De quoi s’agit-il ? D’une logique inverse de celle des « coûts échoués » : des montants significatifs qualifiés de «bénéfices échoués» peuvent être identifiés comme des marges supplémentaires liées, par exemple, aux amortissements rapides du passé résultant de la régulation antérieure du système dont il a été question. Ces montants, ces « bénéfices échoués » – que le comité de direction de la Creg a chiffré à plusieurs milliards d’euros dans la période 2005-2025 – pourraient parfaitement être libérés par le producteur/transporteur d’électricité – notamment nucléaire – pour financer, non seulement des baisses tarifaires là où cela s’avère nécessaire, mais également la sécurité nucléaire, le traitement des déchets nucléaires, des mesures d’utilisation rationnelle de l’énergie, des mesures sociales… En d’autres termes, ces « bénéfices échoués » peuvent permettre – en étant prélevés, par exemple, via une taxe – de financer certaines charges d’intérêt général génératrices d’emplois tout en évitant de faire, une fois encore, supporter les coûts de ces mesures par la collectivité.
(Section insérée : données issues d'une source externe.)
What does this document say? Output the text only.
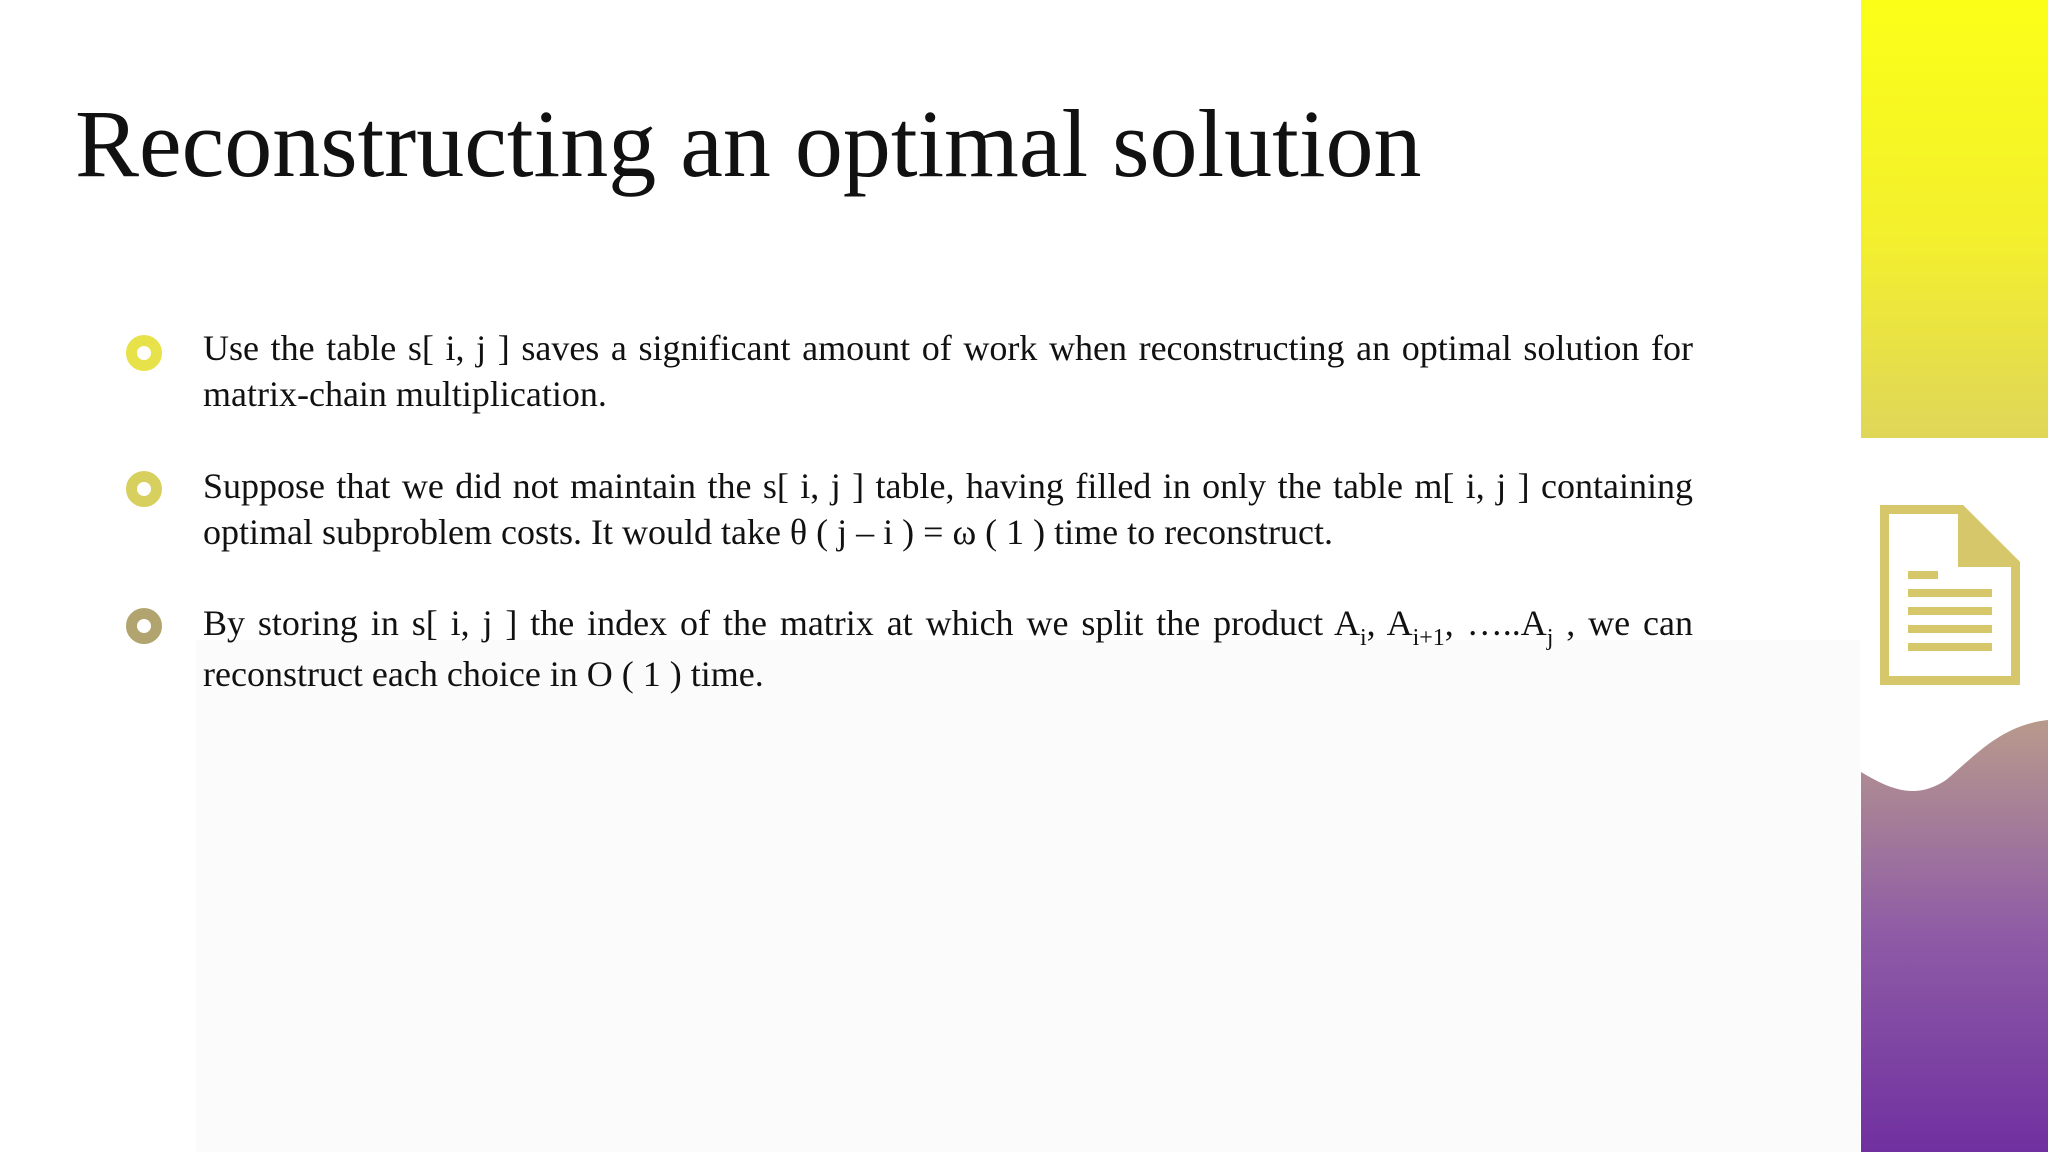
Reconstructing an optimal solution
Use the table s[ i, j ] saves a significant amount of work when reconstructing an optimal solution for matrix-chain multiplication.
Suppose that we did not maintain the s[ i, j ] table, having filled in only the table m[ i, j ] containing optimal subproblem costs. It would take θ ( j – i ) = ω ( 1 ) time to reconstruct.
By storing in s[ i, j ] the index of the matrix at which we split the product $A_i$, $A_{i+1}$, $\dots..A_j$ , we can reconstruct each choice in O ( 1 ) time.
Autrement dit, il est possible, par ce biais, de dégager des moyens suffisants pour permettre la mise en place de mesures ambitieuses d’économies d’énergie sans que, pour autant, les consommateurs belges soient amenés à payer deux fois les centrales nucléaires et à assumer les risques liés à une absence de politique régulatrice.

Alliance pour l’emploi et l’environnement

En ce qui concerne les ménages, une des pistes importantes concerne les logements : environ la moitié des logements en Belgique sont mal isolés, ce qui place le pays en troisième position des pays européens les moins performants dans ce domaine. Le chauffage domestique étant responsable pour 16% des émissions de gaz à effet de serre et sachant qu’un logement bien isolé peut réduire sa consommation d’énergie de 60%, il y a donc là un champ d’action important pour contribuer à l’objectif de Kyoto. Ici aussi, des efforts en matière d’isolation sont porteurs, non seulement d’économies d’énergie et partant d’économies pour le budget des ménages, mais ils peuvent aussi, vu le potentiel existant, contribuer à rendre notre pays un peu moins dépendant pour son approvisionnement en énergie et dégager ainsi des moyens bien utiles ailleurs tout en améliorant la situation de l’emploi à tous les niveaux de qualification. Concrètement il faudrait, pour ce faire, instaurer en Belgique une « Alliance pour l’emploi et l’environnement » à l’instar de ce qui a été fait en Allemagne sur proposition de la fédération syndicale DGB ou, à tout le moins, s’en inspirer en mettant en place un plan ambitieux – concerté avec tous les acteurs concernés, dont les interlocuteurs sociaux – de rénovation énergétique du parc de logements en Belgique. C’est notamment dans ce sens que patronat et syndicats se sont prononcés dans l’avis que le Conseil central de l’économie a émis le 25 décembre 2005 sur l’efficacité énergétique dans le secteur du logement.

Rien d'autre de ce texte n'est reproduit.